Les États membres dans lesquels les politiques publiques fonctionnent de manière plus harmonieuse ont été à la fois plus modestes, moins vocaux et beaucoup plus efficaces. Dans ces pays, l’action des pouvoirs publics associe généralement, sans a priori, le public et le privé qui s’épaulent. Elle organise une saine concurrence, y compris dans le secteur de la santé. Elle ne craint pas le débat entre autorité centrale et pouvoirs décentralisés. Ce sont des régimes où le pouvoir est volontairement divisé, partagé systématiquement tant au niveau national que sur le plan local.
Le résultat en est très positif en temps de crise. Ces sociétés sont plus apaisées, n’aiment pas le conflit et s’efforcent de toujours rechercher le consensus. Leur relative paix sociale et politique devient alors un bien précieux.

Car ces qualités et ces défauts n’ont rien à voir avec les divisions nord-sud ou est-ouest de l’Europe. Elles relèvent des institutions de chaque pays, de leurs traditions, mais aussi de la modernité de leurs débats politiques. Cette diversité a donné une fois de plus une mauvaise image de l’Europe, décidément peu portée à l’unité et à la solidarité.

Pour affronter les crises de cette nature les Européens seraient bien inspirés d’y regarder à deux fois. Ces différences nationales ont démontré que nos gouvernements ne sont plus en mesure de résister seuls et durablement à ces peurs. La sortie du confinement en désordre aura un prix qui s’ajoutera à celui d’une crise économique provoquée par les réactions nationales à la peur. Peur des gouvernants d’être critiqués voire jugés, peur des administrés d’être contaminés.

Certains ont suspendu les libertés dans des proportions dont rêveraient bien des régimes totalitaires, les parlements effacés, la faculté d’aller et venir empêchée, la vie sociale interrompue, l’activité économique suspendue.

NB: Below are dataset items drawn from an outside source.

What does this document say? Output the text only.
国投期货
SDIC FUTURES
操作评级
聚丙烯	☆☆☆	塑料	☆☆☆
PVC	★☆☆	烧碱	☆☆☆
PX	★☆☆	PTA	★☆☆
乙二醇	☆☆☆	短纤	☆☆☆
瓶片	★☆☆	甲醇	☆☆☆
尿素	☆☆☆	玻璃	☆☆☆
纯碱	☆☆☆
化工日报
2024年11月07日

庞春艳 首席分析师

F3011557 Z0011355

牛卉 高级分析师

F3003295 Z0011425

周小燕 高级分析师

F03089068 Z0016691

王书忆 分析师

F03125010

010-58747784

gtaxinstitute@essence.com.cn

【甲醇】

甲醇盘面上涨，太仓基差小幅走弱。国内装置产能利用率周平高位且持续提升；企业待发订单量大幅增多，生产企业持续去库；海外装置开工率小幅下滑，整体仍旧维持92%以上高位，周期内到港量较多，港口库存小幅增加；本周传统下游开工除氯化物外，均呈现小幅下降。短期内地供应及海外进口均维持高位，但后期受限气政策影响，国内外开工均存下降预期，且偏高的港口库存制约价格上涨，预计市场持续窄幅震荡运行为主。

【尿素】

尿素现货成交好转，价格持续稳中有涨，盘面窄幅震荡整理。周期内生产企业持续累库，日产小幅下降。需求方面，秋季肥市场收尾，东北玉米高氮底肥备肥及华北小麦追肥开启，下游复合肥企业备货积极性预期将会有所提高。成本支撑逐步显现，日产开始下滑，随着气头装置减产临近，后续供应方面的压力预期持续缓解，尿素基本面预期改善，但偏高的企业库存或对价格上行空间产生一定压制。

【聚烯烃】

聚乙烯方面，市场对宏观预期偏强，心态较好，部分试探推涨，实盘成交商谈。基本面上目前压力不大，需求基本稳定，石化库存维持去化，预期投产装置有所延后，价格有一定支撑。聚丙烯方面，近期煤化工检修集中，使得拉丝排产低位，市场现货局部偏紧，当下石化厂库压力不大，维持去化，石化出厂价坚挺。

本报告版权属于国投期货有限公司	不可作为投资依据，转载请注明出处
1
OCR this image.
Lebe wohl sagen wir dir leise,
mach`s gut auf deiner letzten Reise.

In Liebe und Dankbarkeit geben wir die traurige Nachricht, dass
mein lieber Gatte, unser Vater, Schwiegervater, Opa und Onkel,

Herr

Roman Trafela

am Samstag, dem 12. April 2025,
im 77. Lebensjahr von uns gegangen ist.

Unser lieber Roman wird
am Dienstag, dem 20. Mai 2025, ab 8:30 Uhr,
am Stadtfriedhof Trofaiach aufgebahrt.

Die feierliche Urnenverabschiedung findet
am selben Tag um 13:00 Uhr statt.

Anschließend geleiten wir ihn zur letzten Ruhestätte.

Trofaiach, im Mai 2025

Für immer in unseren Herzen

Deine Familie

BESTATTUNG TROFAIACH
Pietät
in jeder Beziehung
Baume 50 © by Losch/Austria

Pour d’autres, plus contraints par leur histoire, leurs constitutions et leurs lois, la pression de la peur n’a pas été moins ; elle les a poussés à fermer les frontières et à cultiver un discours quasi-nationaliste qu’ils savent contraire à leurs intérêts. Or les démocraties européennes ont toujours privilégié et garanti les libertés individuelles qui font partie de leur identité. Ensemble, elles peuvent disposer d’une force plus tranquille et plus raisonnable, mieux à même de compter dans le grand jeu des puissances qui luttent pour la suprématie.

Agir ensemble, au niveau européen, autour d’institutions communes en phase directe avec les citoyens, les aurait plus facilement libérés de la peur, leur permettant d’agir vraisemblablement avec plus d’efficacité, mais surtout avec plus de mesure. Les citoyens auraient alors pu s’approprier davantage cet espace politique dont la principale vertu doit demeurer celle de ne rien céder de ses principes aux peurs et aux fantasmes.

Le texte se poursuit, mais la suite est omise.